Me classifiquei em último (óbvio), mas por erro dos caras que alinham o grid, saí na frente dos irmãos Ruiz e de mais um corredor, que não lembro o nome.

Uma pausa.

Antes da corrida, o Caio me perguntou se eu conhecia o que significava as bandeiras, falei de todas que conhecia. Quando falei da amarela, ele explicou para não se preocupar, pois essa só aparecia em caso de pancada feia. O que era meio difícil. Foi um erro de previsão dele.

Uma outra brincadeira que faziam, era a explicação para as placas de publicidade no final do retão principal. Eles diziam que quem acertasse a primeira placa ganhava ouro, a segunda prata e a terceira bronze. Isso porque para tal façanha era preciso atravessar a curva, passar pela grama, depois pela brita, para só aí, acertar os pneus e as ditas cujas.

Guardei bem esses ensinamentos.

Volta para a largada.

Claro que os mais experientes foram embora, mas tentei brigar com os que estavam do meu lado. Infelizmente, no mesmo ponto que rodei de cara na classificação, me custou todas as posições, mas segurei e continuei a caçada.

Ao completar a primeira volta, colei no Aguiar e, após passar a curva das placas, passei ele bonito, mas, por empolgação rodei logo em seguida, indo parar na grama.

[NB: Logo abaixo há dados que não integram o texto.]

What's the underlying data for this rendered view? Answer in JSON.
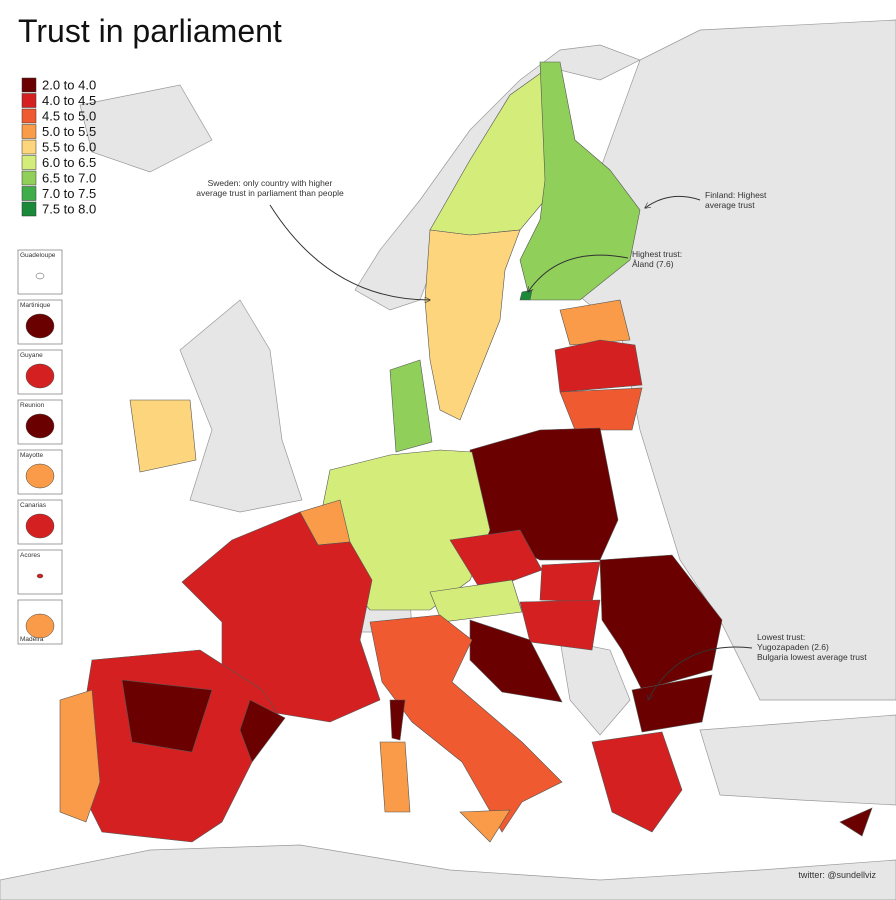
{
  "title": "Trust in parliament",
  "legend": {
    "items": [
      {
        "label": "2.0 to 4.0",
        "color": "#6b0000"
      },
      {
        "label": "4.0 to 4.5",
        "color": "#d42020"
      },
      {
        "label": "4.5 to 5.0",
        "color": "#f05a30"
      },
      {
        "label": "5.0 to 5.5",
        "color": "#f99b48"
      },
      {
        "label": "5.5 to 6.0",
        "color": "#fdd57d"
      },
      {
        "label": "6.0 to 6.5",
        "color": "#d4ec7a"
      },
      {
        "label": "6.5 to 7.0",
        "color": "#8fcf5a"
      },
      {
        "label": "7.0 to 7.5",
        "color": "#3fae4a"
      },
      {
        "label": "7.5 to 8.0",
        "color": "#1a8a3a"
      }
    ]
  },
  "annotations": [
    {
      "lines": [
        "Sweden: only country with higher",
        "average trust in parliament than people"
      ]
    },
    {
      "lines": [
        "Finland: Highest",
        "average trust"
      ]
    },
    {
      "lines": [
        "Highest trust:",
        "Åland (7.6)"
      ]
    },
    {
      "lines": [
        "Lowest trust:",
        "Yugozapaden (2.6)",
        "Bulgaria lowest average trust"
      ]
    }
  ],
  "insets": [
    {
      "label": "Guadeloupe"
    },
    {
      "label": "Martinique"
    },
    {
      "label": "Guyane"
    },
    {
      "label": "Reunion"
    },
    {
      "label": "Mayotte"
    },
    {
      "label": "Canarias"
    },
    {
      "label": "Acores"
    },
    {
      "label": "Madeira"
    }
  ],
  "credit": "twitter: @sundellviz"
}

Tentando alcançar ele, afundei o pé, o que me custou o primeiro acidente dolorido. Ao sair da segunda curva atrás da torre, perdi o controle, voei pelo gramado e acertei os pneus.

A partir daí sabia que correria sozinho e que não deveria atrapalhar os líderes. Por conta do susto anterior, fiz a terceira volta na manha e controlando bem o carro. Por sinal, a melhor das minhas voltas.

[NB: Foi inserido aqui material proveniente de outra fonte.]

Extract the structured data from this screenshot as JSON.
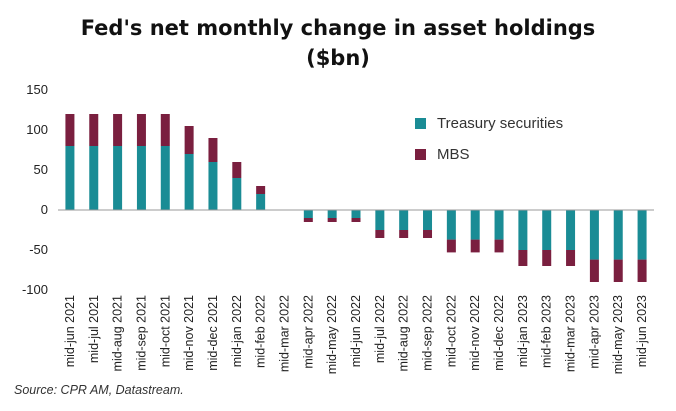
{
  "chart_data": {
    "type": "bar",
    "stacked": true,
    "title_lines": [
      "Fed's net monthly change in asset holdings",
      "($bn)"
    ],
    "categories": [
      "mid-jun 2021",
      "mid-jul 2021",
      "mid-aug 2021",
      "mid-sep 2021",
      "mid-oct 2021",
      "mid-nov 2021",
      "mid-dec 2021",
      "mid-jan 2022",
      "mid-feb 2022",
      "mid-mar 2022",
      "mid-apr 2022",
      "mid-may 2022",
      "mid-jun 2022",
      "mid-jul 2022",
      "mid-aug 2022",
      "mid-sep 2022",
      "mid-oct 2022",
      "mid-nov 2022",
      "mid-dec 2022",
      "mid-jan 2023",
      "mid-feb 2023",
      "mid-mar 2023",
      "mid-apr 2023",
      "mid-may 2023",
      "mid-jun 2023"
    ],
    "series": [
      {
        "name": "Treasury securities",
        "color": "#1a8c95",
        "values": [
          80,
          80,
          80,
          80,
          80,
          70,
          60,
          40,
          20,
          0,
          -10,
          -10,
          -10,
          -25,
          -25,
          -25,
          -37,
          -37,
          -37,
          -50,
          -50,
          -50,
          -62,
          -62,
          -62
        ]
      },
      {
        "name": "MBS",
        "color": "#7a1f3f",
        "values": [
          40,
          40,
          40,
          40,
          40,
          35,
          30,
          20,
          10,
          0,
          -5,
          -5,
          -5,
          -10,
          -10,
          -10,
          -16,
          -16,
          -16,
          -20,
          -20,
          -20,
          -28,
          -28,
          -28
        ]
      }
    ],
    "yticks": [
      150,
      100,
      50,
      0,
      -50,
      -100
    ],
    "ylim": [
      -100,
      150
    ],
    "legend_position": "right",
    "grid": false,
    "xlabel": "",
    "ylabel": ""
  },
  "source": "Source: CPR AM, Datastream."
}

Isso me motivou a querer voar, ao passar o retão consegui fazer a curva das placas com o pé embaixo. Mas ao tentar endireitar o kart, passei por cima das zebras (exatamente onde está o kart no canto inferior direito), perdi a frente e, a mais ou menos 75 km/h atravessei a curva, ganhei mais velocidade na grama e me arregacei nos pneus, levantando poeira, espalhando pneus para tudo quanto é lado e… apagando momentaneamente.